Monday, June 13, 2011

The Case Against Price Gouging Laws

Michael Giberson of Texas Tech University has written a nice readable essay on "The Problem with Price Gouging Laws." Part of the essay rehearses standard economic arguments over such laws, but with a nice variety of examples and discussion from both economists and philosophers. The case for price gouging laws, of course, is that raising the price for selling necessary goods during an emergency is morally offensive. But economists are congenitally open to the possibility that, upon deeper reflection, people's first quick reactions about what is "right" or "wrong" may be misleading.  Price gouging laws have the following predictable consequences:

Discourage bringing supplies into certain areas. As one example, there is a chain of convenience stores in Tennessee called Weigle's. It sells gasoline, and it buys that gasoline on the spot market--not under long-term contracts. In 2008, when Hurricanes Gustav and then Ike tore through the Gulf of Mexico and shut down oil drilling, Weigle's ran out of gas. They trucked gas in from other cities, but the extra costs meant that they raised the price of gas by about $1/gallon. This let to an investigation by the state attorney general, which was eventually settle without an admission of wrongdoing, but with a mixture of payments  to the state and consumer refunds. The next time a similar  situation arises, one wonders whether Weigle's  will choose to pay the higher costs of trucking in gasoline from other cities. In South Carolina during the same episode, a number gas stations apparently just closed their doors, rather than risk facing charges of price gouging. More generally, if you want people from the cities surrounding a disaster area to bring in ice and food and batteries and other supplies for sale, then you need to be concerned that price gouging laws will discourage them from doing so.

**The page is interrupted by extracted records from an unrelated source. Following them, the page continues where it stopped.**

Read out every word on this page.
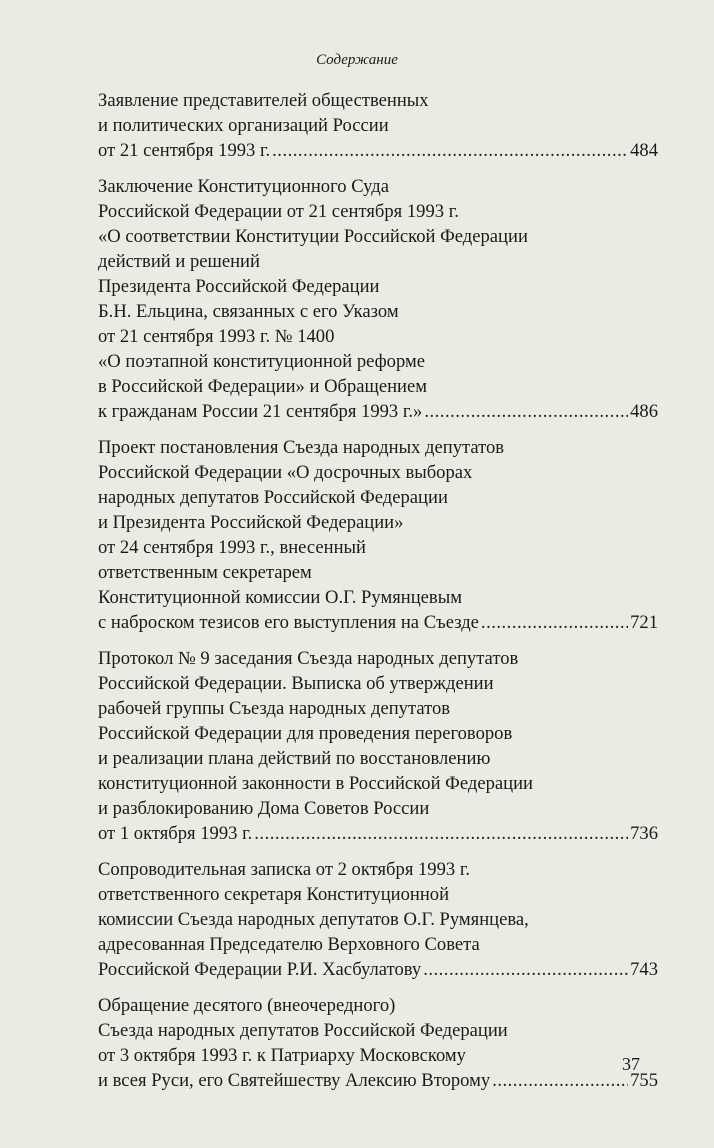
Содержание
Заявление представителей общественных
и политических организаций России
от 21 сентября 1993 г. .....	484
Заключение Конституционного Суда
Российской Федерации от 21 сентября 1993 г.
«О соответствии Конституции Российской Федерации
действий и решений
Президента Российской Федерации
Б.Н. Ельцина, связанных с его Указом
от 21 сентября 1993 г. № 1400
«О поэтапной конституционной реформе
в Российской Федерации» и Обращением
к гражданам России 21 сентября 1993 г.» .....	486
Проект постановления Съезда народных депутатов
Российской Федерации «О досрочных выборах
народных депутатов Российской Федерации
и Президента Российской Федерации»
от 24 сентября 1993 г., внесенный
ответственным секретарем
Конституционной комиссии О.Г. Румянцевым
с наброском тезисов его выступления на Съезде .....	721
Протокол № 9 заседания Съезда народных депутатов
Российской Федерации. Выписка об утверждении
рабочей группы Съезда народных депутатов
Российской Федерации для проведения переговоров
и реализации плана действий по восстановлению
конституционной законности в Российской Федерации
и разблокированию Дома Советов России
от 1 октября 1993 г. .....	736
Сопроводительная записка от 2 октября 1993 г.
ответственного секретаря Конституционной
комиссии Съезда народных депутатов О.Г. Румянцева,
адресованная Председателю Верховного Совета
Российской Федерации Р.И. Хасбулатову .....	743
Обращение десятого (внеочередного)
Съезда народных депутатов Российской Федерации
от 3 октября 1993 г. к Патриарху Московскому
и всея Руси, его Святейшеству Алексию Второму .....	755
37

Discourage conserving on key resources. If prices rise during an emergency, people have an incentive to buy only what they need, and not to stock up. As a result, supplies will run out more slowly and remain available for more people. Imagine a situation in which prices of hotel rooms are not allowed to rise, at a time when many evacuated families are looking for a room. A large family might reserve two rooms at the capped rate, but decide to crowd into one room at a higher rate--thus leaving a room available for another family.

Concentrate economic losses on certain economic actors. Price gouging laws often impose costs on merchants, whose costs rise in times of emergencies. They impose larger costs on smaller firms, who have a harder time getting resupplied, than they do on large national chains that have a built-in ability to shift supplies from elsewhere.

Concentrate economic losses on the disaster area. One study sought to analyze what would have happened in the aftermath of Hurricanes Katrina and Rita, if price-gouging laws had been in place. It found that such a law would have caused greater losses in the disaster areas, because if would have discouraged suppliers in neighboring areas from bringing in supplies. However, the neighboring areas would have moderated any costs to the neighboring areas, because supplies from those areas weren't being shipped to the disaster area. A web of economic transactions acts as a mechanism for spreading costs of shortages over a wider geographic area.

Before reading this article, I hadn't realized that the creation and spread of price-gouging laws is a relatively recent development. Giberson writes: "The first state law explicitly directed at price gouging was enacted in New York in 1979, in response to increases in home heating oil prices during the winter of 1978–1979. ...
Just three states passed similar laws in the 1980s: Hawaii in 1983, and Connecticut and Mississippi in 1986. Then, 11 more states added anti-price gouging laws or regulations in the 1990s and 16 states followed in the 2000s. When price gouging laws are revised, the tendency is for the scope of the law to be broadened, the penalties to become more punitive, and the conditions under which the laws are applied to become less restrictive."